All I can say is, be careful what you wish for. Yesterday, following a seven-week trial – yes, seven weeks – a California state court jury returned a verdict against MetLife for a total of $15 million in punitive damages.[2]  Notably, the plaintiff had only invested $279,769 in the product she was complaining about.  Which, by the way, was not sold by MetLife.  Or approved by MetLife.  Indeed, the plaintiff was never even a MetLife customer, which is why the case went to court and not arbitration.  Apparently, the jury didn’t much care about those facts.

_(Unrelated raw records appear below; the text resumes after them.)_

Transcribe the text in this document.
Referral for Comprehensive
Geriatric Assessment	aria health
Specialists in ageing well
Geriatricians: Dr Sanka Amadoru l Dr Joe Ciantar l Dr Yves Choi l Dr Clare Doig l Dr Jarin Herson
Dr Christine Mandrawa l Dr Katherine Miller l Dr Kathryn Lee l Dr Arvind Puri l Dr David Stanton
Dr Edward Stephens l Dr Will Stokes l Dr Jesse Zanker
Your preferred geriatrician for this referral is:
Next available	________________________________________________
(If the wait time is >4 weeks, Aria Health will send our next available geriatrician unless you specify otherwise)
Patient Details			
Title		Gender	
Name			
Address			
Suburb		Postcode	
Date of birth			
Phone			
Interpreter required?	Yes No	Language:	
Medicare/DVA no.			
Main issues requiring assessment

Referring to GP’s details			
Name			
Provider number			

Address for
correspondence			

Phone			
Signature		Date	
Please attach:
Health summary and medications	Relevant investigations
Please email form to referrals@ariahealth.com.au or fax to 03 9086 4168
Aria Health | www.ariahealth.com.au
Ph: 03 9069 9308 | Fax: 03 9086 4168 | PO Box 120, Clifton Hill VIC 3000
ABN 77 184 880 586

So, here’s the thing: arbitration is hardly perfect, and many of the complaints I hear are totally valid.  But, before we all rush headlong into litigation, it is necessary to take a deep breath and consider these facts:

  • Yes, there is discovery available in litigation that is not available in arbitration. But…that is one reason that litigation is so expensive. I have no idea how many depositions were taken by the parties in the MetLife case, but there had to have been at least a dozen. Every one of them has to be prepared for and attended (perhaps involving travel), and transcripts have to be purchased and digested. The amount of legal fees incurred on this alone must have been staggering.
  • Yes, the case is run by a judge, who knows how to do it. But…judges make funny rulings as often as chairmen of arbitration panels. And judges are completely in control, whereas in arbitration, as long as the parties agree, they can usually compel the panel to do what the parties jointly want. For instance, the judge here, as I understand it, only held sessions Mondays – Thursdays, from 10 – noon, and then from 2 – 4, or thereabouts. No wonder it took seven weeks to try the case.
  • Yes, there is a jury of one’s peers, which suggests enhanced fairness. But, as this case amply demonstrates, juries can be swayed by emphathy as easily as arbitration panels.
  • Yes, there are pretrial dispositive motions available that are not available in arbitration. But, (1) that does not guarantee they will be granted, and (2) it can be very expensive to prepare and argue such a motion.
  • Yes, a jury verdict can be appealed as a matter of right, while there are only limited grounds, both statutory and non-statutory, on which to base an appeal of an adverse arbitration award. This one I must concede is a real plus for litigation. (In this case, it is my understanding that the verdict is going to be appealed.)

Arbitration was designed to be faster and cheaper than litigation. And, for the most part, it is.  So, in light of the nasty fact that juries are capable of doing things just as crazy as arbitrators, as MetLife just experienced, I would counsel against condemning the arbitral process as being too flawed to survive.  Sometimes, better the devil you know.  You know?